La leggenda azzurra si racconta in diretta parlando delle scelte del passato, della mancanza di leadership nella Juve attuale e non solo
È un Gigi Buffon a cuore aperto quello che pochi minuti fa si è raccontato in diretta su ‘Juventibus’. La leggenda azzurra in questi giorni ha presentato e sta parlando del suo libro ‘Cadere, rialzarsi, cadere, rialzarsi’ in cui è racchiusa molta della sua carriera e dei personaggi, anzi le persone che ha incontrato. In live con Luca Momblano, Massimo Zampini e Mario Desiati, che ha scritto appunto il testo.
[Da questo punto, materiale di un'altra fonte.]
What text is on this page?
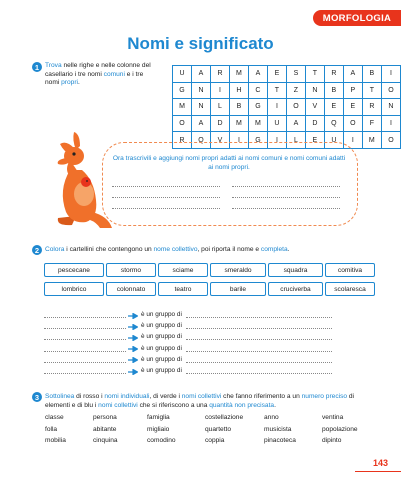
MORFOLOGIA
Nomi e significato
1 Trova nelle righe e nelle colonne del casellario i tre nomi comuni e i tre nomi propri.
U	A	R	M	A	E	S	T	R	A	B	I
G	N	I	H	C	T	Z	N	B	P	T	O
M	N	L	B	G	I	O	V	E	E	R	N
O	A	D	M	M	U	A	D	Q	O	F	I
R	Q	V	I	G	I	L	E	U	I	M	O
Ora trascrivili e aggiungi nomi propri adatti ai nomi comuni e nomi comuni adatti ai nomi propri.
2 Colora i cartellini che contengono un nome collettivo, poi riporta il nome e completa.
pescecane	stormo	sciame	smeraldo	squadra	comitiva
lombrico	colonnato	teatro	barile	cruciverba	scolaresca
è un gruppo di
è un gruppo di
è un gruppo di
è un gruppo di
è un gruppo di
è un gruppo di
3 Sottolinea di rosso i nomi individuali, di verde i nomi collettivi che fanno riferimento a un numero preciso di elementi e di blu i nomi collettivi che si riferiscono a una quantità non precisata.
classe	persona	famiglia	costellazione	anno	ventina
folla	abitante	migliaio	quartetto	musicista	popolazione
mobilia	cinquina	comodino	coppia	pinacoteca	dipinto
143
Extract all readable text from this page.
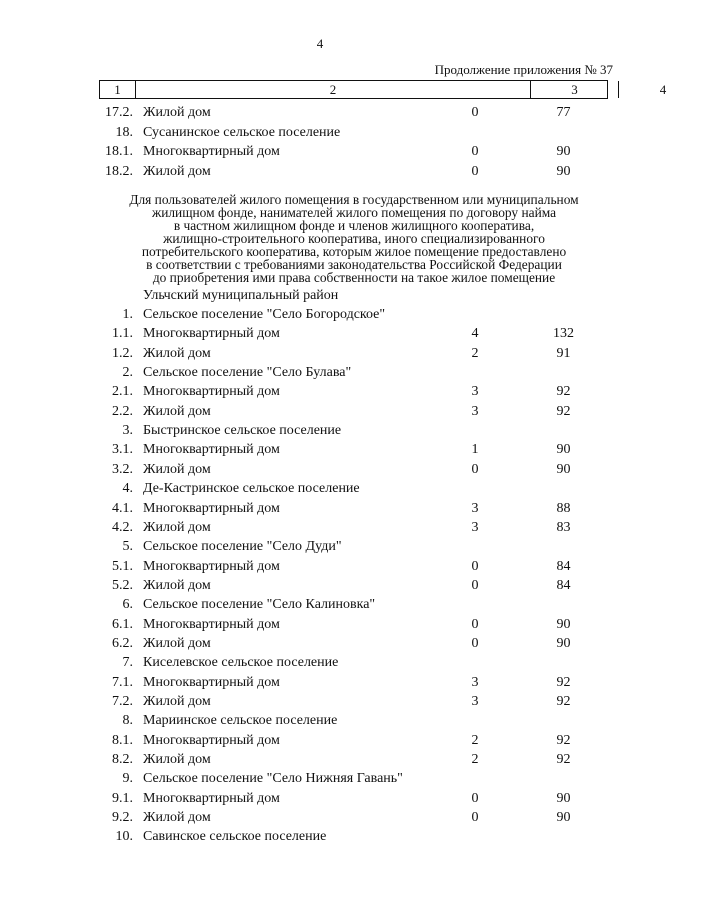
4
Продолжение приложения № 37
1	2	3	4
17.2. Жилой дом	0	77
18. Сусанинское сельское поселение
18.1. Многоквартирный дом	0	90
18.2. Жилой дом	0	90
Для пользователей жилого помещения в государственном или муниципальном
жилищном фонде, нанимателей жилого помещения по договору найма
в частном жилищном фонде и членов жилищного кооператива,
жилищно-строительного кооператива, иного специализированного
потребительского кооператива, которым жилое помещение предоставлено
в соответствии с требованиями законодательства Российской Федерации
до приобретения ими права собственности на такое жилое помещение
Ульчский муниципальный район
1. Сельское поселение "Село Богородское"
1.1. Многоквартирный дом	4	132
1.2. Жилой дом	2	91
2. Сельское поселение "Село Булава"
2.1. Многоквартирный дом	3	92
2.2. Жилой дом	3	92
3. Быстринское сельское поселение
3.1. Многоквартирный дом	1	90
3.2. Жилой дом	0	90
4. Де-Кастринское сельское поселение
4.1. Многоквартирный дом	3	88
4.2. Жилой дом	3	83
5. Сельское поселение "Село Дуди"
5.1. Многоквартирный дом	0	84
5.2. Жилой дом	0	84
6. Сельское поселение "Село Калиновка"
6.1. Многоквартирный дом	0	90
6.2. Жилой дом	0	90
7. Киселевское сельское поселение
7.1. Многоквартирный дом	3	92
7.2. Жилой дом	3	92
8. Мариинское сельское поселение
8.1. Многоквартирный дом	2	92
8.2. Жилой дом	2	92
9. Сельское поселение "Село Нижняя Гавань"
9.1. Многоквартирный дом	0	90
9.2. Жилой дом	0	90
10. Савинское сельское поселение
E l’ex portierone della Juventus è rimasto quasi un’ora e mezza a parlare a ruota libera di aneddoti, momenti bui e gioie, i motivi dietro alle sue scelte, i suoi pensieri.
Senza far mancare qualche riferimento al presente, come alla speranza – da capo delegazione della Nazionale – di qualificarsi finalmente al Mondiale: “Penso che il terzo sia quello buono dopo due fuori, anche per la legge dei grandi numeri. Anche perché ora partecipano più squadre, quindi direi che ci saremo“. Non si accettano alternative, giustamente. Buffon come tutti sta scoprendo la nuova Juventus di Thiago Motta, che per tanti manca di personalità e uomini di leadership: “In questa Juve probabilmente c’è una necessità di accentrare questo tipo di leadership verso il gioco, magari l’allenatore, diciamo così. I giocatori sono di ottimo livello. Non devono però solo diventare meri esecutori, ma devono avere la personalità in alcuni momenti di fare determinate scelte, anche sbagliate. Magari Perin mi sembra un profilo di leadership, lo stesso Danilo. Poi gli altri non li conosco bene, ma da quello che traspare dalle interviste, da come parlano, mi sembrano loro. Koopmeiners può diventare leader tecnico, visto che non l’ho ancora sentito parlare. Comunque è normale manchi un po’ questa cosa, è una squadra rinnovata. Ha scelto di sposare il credo del gioco. E Thiago Motta mi sembra sia quello con più leadership nella squadra in questo momento”.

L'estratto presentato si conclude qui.